A new paper from Tamara Harris et al. of the National Institute of Aging (Bethesda, MD, USA) looks at PUFA and fish oil consumption and its effect on the risk of osteoporotic fractures in older adults.
To date, there have been relatively few studies relating circulating fatty acids and fracture risk. These have been inconclusive. Previously, a trial by Orchard et al (2013)2 indicated that higher Eicosapentaenoic Acid (EPA) and Docosahexaenoic Acid (DHA) levels in red blood cells was protective against hip fractures. It is thought the protective effect of marine fatty acids relates to inflammatory modulation and osteoclast/osteoblast regulation at a cellular level which in turn reduces bone loss and hence helps maintain bone mineral density (BMD). Laboratory studies have shown that DHA is a potent inhibitor of the bone resorbing activities of osteoclast cells (Rahman et al3., 2008). Rat studies, meanwhile, have shown that the calcium balance increases after regular fish oil intake (Kruger and Coetzer, 1995).
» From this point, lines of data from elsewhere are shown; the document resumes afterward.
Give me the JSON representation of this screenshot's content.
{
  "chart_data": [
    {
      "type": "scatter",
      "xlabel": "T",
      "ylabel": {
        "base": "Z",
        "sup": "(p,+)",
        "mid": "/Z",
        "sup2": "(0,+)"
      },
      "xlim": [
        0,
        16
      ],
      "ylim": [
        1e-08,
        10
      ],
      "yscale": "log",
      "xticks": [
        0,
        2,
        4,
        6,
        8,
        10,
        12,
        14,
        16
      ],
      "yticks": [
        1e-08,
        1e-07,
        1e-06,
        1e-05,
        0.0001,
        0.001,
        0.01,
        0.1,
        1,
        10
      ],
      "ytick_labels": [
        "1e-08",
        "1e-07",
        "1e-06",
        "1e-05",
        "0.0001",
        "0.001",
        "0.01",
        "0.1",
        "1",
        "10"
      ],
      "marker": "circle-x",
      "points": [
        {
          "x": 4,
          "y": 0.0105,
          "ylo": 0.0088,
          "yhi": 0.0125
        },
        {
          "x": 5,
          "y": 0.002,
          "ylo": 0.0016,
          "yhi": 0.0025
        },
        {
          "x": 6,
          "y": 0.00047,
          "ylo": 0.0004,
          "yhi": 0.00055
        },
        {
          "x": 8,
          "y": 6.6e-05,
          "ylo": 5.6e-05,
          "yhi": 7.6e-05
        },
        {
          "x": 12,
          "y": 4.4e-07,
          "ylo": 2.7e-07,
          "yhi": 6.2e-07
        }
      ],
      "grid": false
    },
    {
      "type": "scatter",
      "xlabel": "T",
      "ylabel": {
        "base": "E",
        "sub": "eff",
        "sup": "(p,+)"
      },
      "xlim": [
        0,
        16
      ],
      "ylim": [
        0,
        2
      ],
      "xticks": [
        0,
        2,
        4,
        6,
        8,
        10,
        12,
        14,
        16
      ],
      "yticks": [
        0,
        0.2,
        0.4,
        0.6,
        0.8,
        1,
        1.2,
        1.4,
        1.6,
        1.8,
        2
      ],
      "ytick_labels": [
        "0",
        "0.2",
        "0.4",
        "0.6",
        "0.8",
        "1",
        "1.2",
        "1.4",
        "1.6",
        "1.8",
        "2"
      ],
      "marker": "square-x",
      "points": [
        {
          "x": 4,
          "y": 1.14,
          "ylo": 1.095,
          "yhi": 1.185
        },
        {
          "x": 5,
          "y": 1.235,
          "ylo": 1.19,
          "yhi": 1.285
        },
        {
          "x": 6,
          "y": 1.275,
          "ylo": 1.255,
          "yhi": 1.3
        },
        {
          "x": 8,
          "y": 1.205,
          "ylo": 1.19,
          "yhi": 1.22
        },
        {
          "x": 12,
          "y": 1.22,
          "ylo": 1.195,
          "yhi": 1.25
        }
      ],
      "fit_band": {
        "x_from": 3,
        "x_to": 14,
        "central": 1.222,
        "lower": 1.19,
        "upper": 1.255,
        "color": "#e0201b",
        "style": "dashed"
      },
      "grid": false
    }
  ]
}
The new paper determined the number of osteoporotic fractures from an Icelandic cohort of 1438 men and women aged between 66 and 96 years at five to nine years after enrolment. Whilst fish oil intake was assessed using validated intake questionnaires, the full fatty acid profile was determined from blood phospholipid samples. The final results show a borderline lower risk of osteoporotic fracture associated with increased PUFA intake in all adults, whilst increased omega 6 fatty acid and specifically Arachidonic Acid (ARA) resulted in increased risk in women. Curiously, the benefits of fish oil consumption could not be demonstrated across the entire life span, rather a protective effect against risk of fracture was demonstrated in late life for men and midlife for women. These results could indicate that fish oil protects against osteoporosis related to the onset on the menopause in women, however once BMD has been depleted, fish oil cannot provide protection against fracture in older women.